YAGO 4.5 is the latest version of the YAGO knowledge base. It is based on Wikidata — the largest public general-purpose knowledge base. YAGO refines the data as follows:
- All entity identifiers and property identifiers are human-readable.
- The top-level classes come from schema.org — a standard repertoire of classes and properties maintained by Google and others. The lower level classes are a careful selection of the Wikidata taxonomy.
- The properties come from schema.org.
- YAGO 4.5 contains semantic constraints in the form of SHACL. These constraints keep the data clean, and allow for logical reasoning on YAGO.
YAGO is thus a simplified, cleaned, and “reasonable” version of Wikidata. It contains 49 million entities and 109 million facts.
If you use YAGO 4.5 for scientific purposes, please cite our paper:
Fabian M. Suchanek, Mehwish Alam, Thomas Bonald, Pierre-Henri Paris, Jules Soria:
Integrating the Wikidata Taxonomy into YAGO
Arxiv 2308.11884, 2023
How to use YAGO
YAGO is an RDFS knowledge base. It is a collection of facts, each of which consists of a subject, a predicate, and an object — as in
yago:Elvis_Presley rdf:type schema:Person.
The facts come from Wikidata, and the predicates have been mapped manually to the predicates of schema.org. Facts whose predicates could not be mapped were omitted. All predicates, all classes, and most entities have human-readable names. YAGO entities are mapped with
owl:sameAs to Wikidata.
YAGO comes with SHACL constraints that specify the disjointness of certain classes, as well as the domains, ranges, and cardinalities of relations. Please find a detailed description of the upper taxonomy as well as our design document here.
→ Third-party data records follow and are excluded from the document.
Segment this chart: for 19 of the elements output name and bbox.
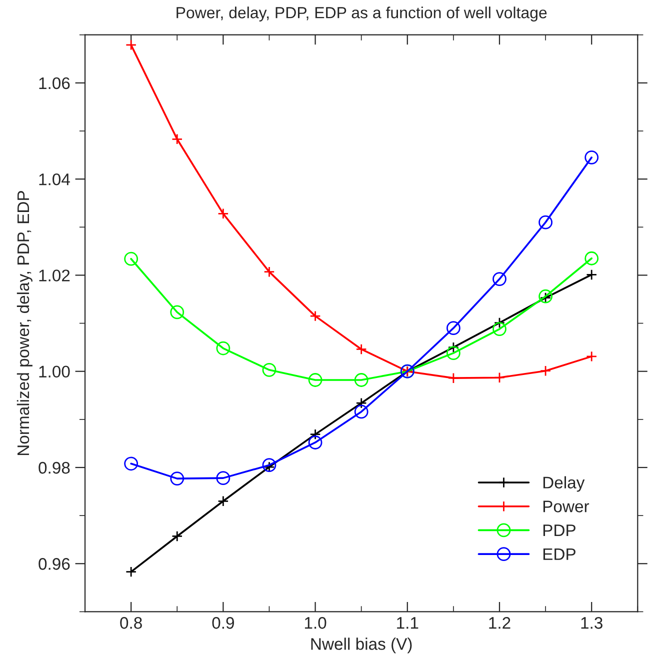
legend-label: Delay xyxy=(543,476,585,492)
x-tick-label: 1.1 xyxy=(397,617,418,629)
x-tick-label: 1.3 xyxy=(581,617,602,629)
x-axis-title: Nwell bias (V) xyxy=(311,638,412,654)
x-tick-label: 0.9 xyxy=(212,617,234,629)
x-tick-label: 1.2 xyxy=(489,617,510,629)
legend-label: Power xyxy=(543,500,590,512)
y-tick-label: 1.04 xyxy=(39,173,70,186)
legend-label: PDP xyxy=(543,524,576,536)
y-tick-label: 0.96 xyxy=(38,558,70,570)
legend-label: EDP xyxy=(543,548,576,560)
chart-title: Power, delay, PDP, EDP as a function of well voltage xyxy=(176,6,547,22)
y-tick-label: 1.06 xyxy=(39,77,70,90)
x-tick-label: 0.8 xyxy=(120,617,142,629)
y-tick-label: 1.00 xyxy=(39,366,70,378)
y-axis-title: Normalized power, delay, PDP, EDP xyxy=(16,191,32,455)
y-tick-label: 1.02 xyxy=(39,270,70,282)
x-tick-label: 1.0 xyxy=(304,617,326,629)
y-tick-label: 0.98 xyxy=(38,462,70,474)
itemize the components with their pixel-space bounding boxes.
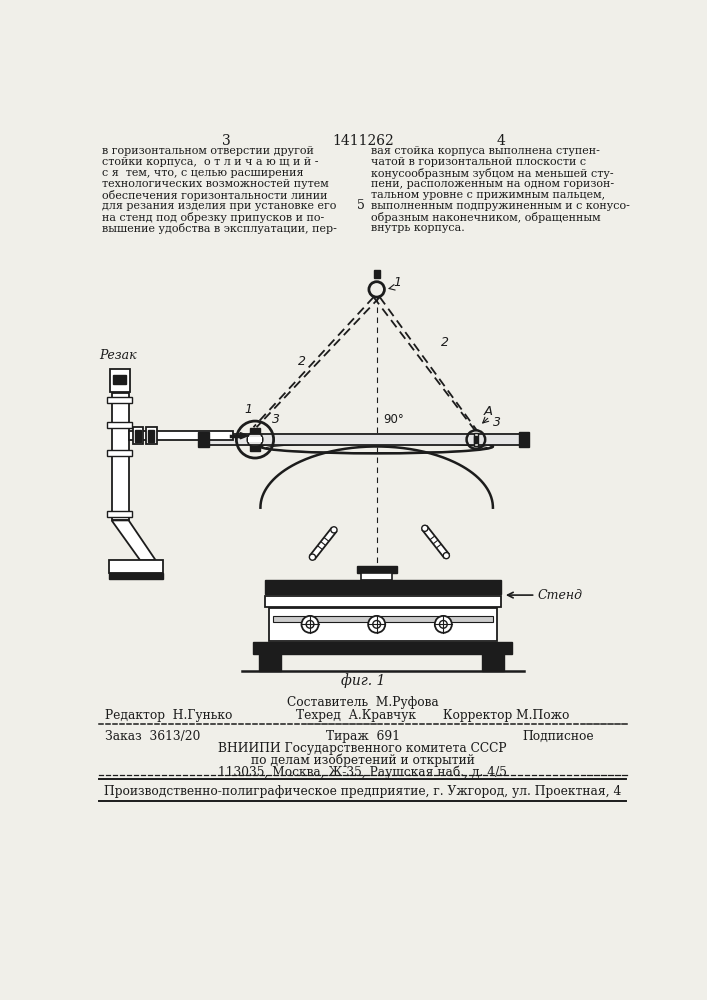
Bar: [110, 369, 130, 392]
Text: Подписное: Подписное: [522, 730, 594, 743]
Bar: [259, 654, 281, 671]
Bar: [146, 427, 156, 444]
Circle shape: [331, 527, 337, 533]
Bar: [269, 608, 497, 641]
Circle shape: [443, 553, 450, 559]
Polygon shape: [310, 528, 337, 559]
Text: чатой в горизонтальной плоскости с: чатой в горизонтальной плоскости с: [371, 157, 586, 167]
Bar: [250, 428, 259, 433]
Text: 1: 1: [244, 403, 252, 416]
Text: Резак: Резак: [99, 349, 136, 362]
Bar: [112, 393, 129, 520]
Text: 2: 2: [298, 355, 305, 368]
Text: 1411262: 1411262: [332, 134, 394, 148]
Bar: [113, 375, 126, 384]
Text: по делам изобретений и открытий: по делам изобретений и открытий: [251, 754, 474, 767]
Circle shape: [368, 616, 385, 633]
Bar: [109, 573, 163, 579]
Text: 2: 2: [441, 336, 449, 349]
Text: 3: 3: [272, 413, 280, 426]
Text: обеспечения горизонтальности линии: обеспечения горизонтальности линии: [103, 190, 328, 201]
Circle shape: [373, 620, 380, 628]
Text: Редактор  Н.Гунько: Редактор Н.Гунько: [105, 709, 233, 722]
Text: для резания изделия при установке его: для резания изделия при установке его: [103, 201, 337, 211]
Text: пени, расположенным на одном горизон-: пени, расположенным на одном горизон-: [371, 179, 614, 189]
Bar: [201, 434, 526, 445]
Text: стойки корпуса,  о т л и ч а ю щ и й -: стойки корпуса, о т л и ч а ю щ и й -: [103, 157, 319, 167]
Polygon shape: [240, 433, 248, 439]
Text: Стенд: Стенд: [538, 589, 583, 602]
Bar: [107, 422, 132, 428]
Bar: [248, 437, 262, 442]
Text: образным наконечником, обращенным: образным наконечником, обращенным: [371, 212, 601, 223]
Bar: [135, 430, 141, 442]
Text: внутрь корпуса.: внутрь корпуса.: [371, 223, 465, 233]
Bar: [356, 566, 397, 573]
Text: 90°: 90°: [383, 413, 404, 426]
Polygon shape: [422, 526, 449, 558]
Bar: [518, 432, 530, 447]
Bar: [107, 397, 132, 403]
Text: 3: 3: [493, 416, 501, 429]
Bar: [198, 432, 209, 447]
Bar: [373, 270, 380, 278]
Text: Составитель  М.Руфова: Составитель М.Руфова: [287, 696, 438, 709]
Bar: [361, 573, 392, 580]
Bar: [132, 427, 144, 444]
Bar: [107, 511, 132, 517]
Text: 4: 4: [497, 134, 506, 148]
Bar: [253, 642, 513, 654]
Bar: [482, 654, 504, 671]
Text: в горизонтальном отверстии другой: в горизонтальном отверстии другой: [103, 146, 314, 156]
Text: 1: 1: [394, 276, 402, 289]
Bar: [129, 431, 233, 440]
Text: Корректор М.Пожо: Корректор М.Пожо: [443, 709, 570, 722]
Text: ВНИИПИ Государственного комитета СССР: ВНИИПИ Государственного комитета СССР: [218, 742, 507, 755]
Bar: [109, 560, 163, 573]
Text: Техред  А.Кравчук: Техред А.Кравчук: [296, 709, 416, 722]
Text: тальном уровне с прижимным пальцем,: тальном уровне с прижимным пальцем,: [371, 190, 605, 200]
Text: вышение удобства в эксплуатации, пер-: вышение удобства в эксплуатации, пер-: [103, 223, 337, 234]
Bar: [250, 446, 259, 451]
Bar: [148, 430, 154, 442]
Bar: [474, 436, 477, 443]
Text: технологических возможностей путем: технологических возможностей путем: [103, 179, 329, 189]
Text: выполненным подпружиненным и с конусо-: выполненным подпружиненным и с конусо-: [371, 201, 630, 211]
Bar: [202, 435, 525, 444]
Text: 3: 3: [222, 134, 230, 148]
Text: Заказ  3613/20: Заказ 3613/20: [105, 730, 201, 743]
Polygon shape: [112, 520, 156, 560]
Text: с я  тем, что, с целью расширения: с я тем, что, с целью расширения: [103, 168, 304, 178]
Text: Производственно-полиграфическое предприятие, г. Ужгород, ул. Проектная, 4: Производственно-полиграфическое предприя…: [104, 785, 621, 798]
Bar: [474, 433, 478, 446]
Circle shape: [440, 620, 448, 628]
Circle shape: [310, 554, 315, 560]
Text: на стенд под обрезку припусков и по-: на стенд под обрезку припусков и по-: [103, 212, 325, 223]
Text: вая стойка корпуса выполнена ступен-: вая стойка корпуса выполнена ступен-: [371, 146, 600, 156]
Text: Тираж  691: Тираж 691: [326, 730, 399, 743]
Circle shape: [435, 616, 452, 633]
Bar: [107, 450, 132, 456]
Text: 5: 5: [357, 199, 365, 212]
Text: фиг. 1: фиг. 1: [341, 673, 385, 688]
Text: А: А: [484, 405, 493, 418]
Circle shape: [306, 620, 314, 628]
Circle shape: [301, 616, 319, 633]
Text: конусообразным зубцом на меньшей сту-: конусообразным зубцом на меньшей сту-: [371, 168, 614, 179]
Circle shape: [422, 525, 428, 531]
Bar: [265, 596, 501, 607]
Bar: [273, 616, 493, 622]
Bar: [265, 580, 501, 594]
Text: 113035, Москва, Ж-35, Раушская наб., д. 4/5: 113035, Москва, Ж-35, Раушская наб., д. …: [218, 765, 507, 779]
The YAGO 4.5 knowledge base consists of the following set of Turtle files:
- Schema: The upper taxonomy, constraints, and property definitions in SHACL.
- Taxonomy: The full taxonomy of classes.
- Facts: All facts about entities that have an English Wikipedia page.
- Facts beyond Wikipedia: All facts about entities that do not have an English Wikipedia page.
- Meta: The fact annotations (“facts about facts”) in RDF*.
YAGO 4.5 can be downloaded here
If you are just interested in the data of YAGO, there is no need to use the present code repository. You can download data of YAGO above.
The source code of YAGO is a Python project that ingests facts from Wikidata, and transforms them into YAGO. If you run the code yourself, you can add other sources or modify the generation of the knowledge base. The YAGO 4.5 source code is available at Github. It is licensed under the Creative Commons Attribution License.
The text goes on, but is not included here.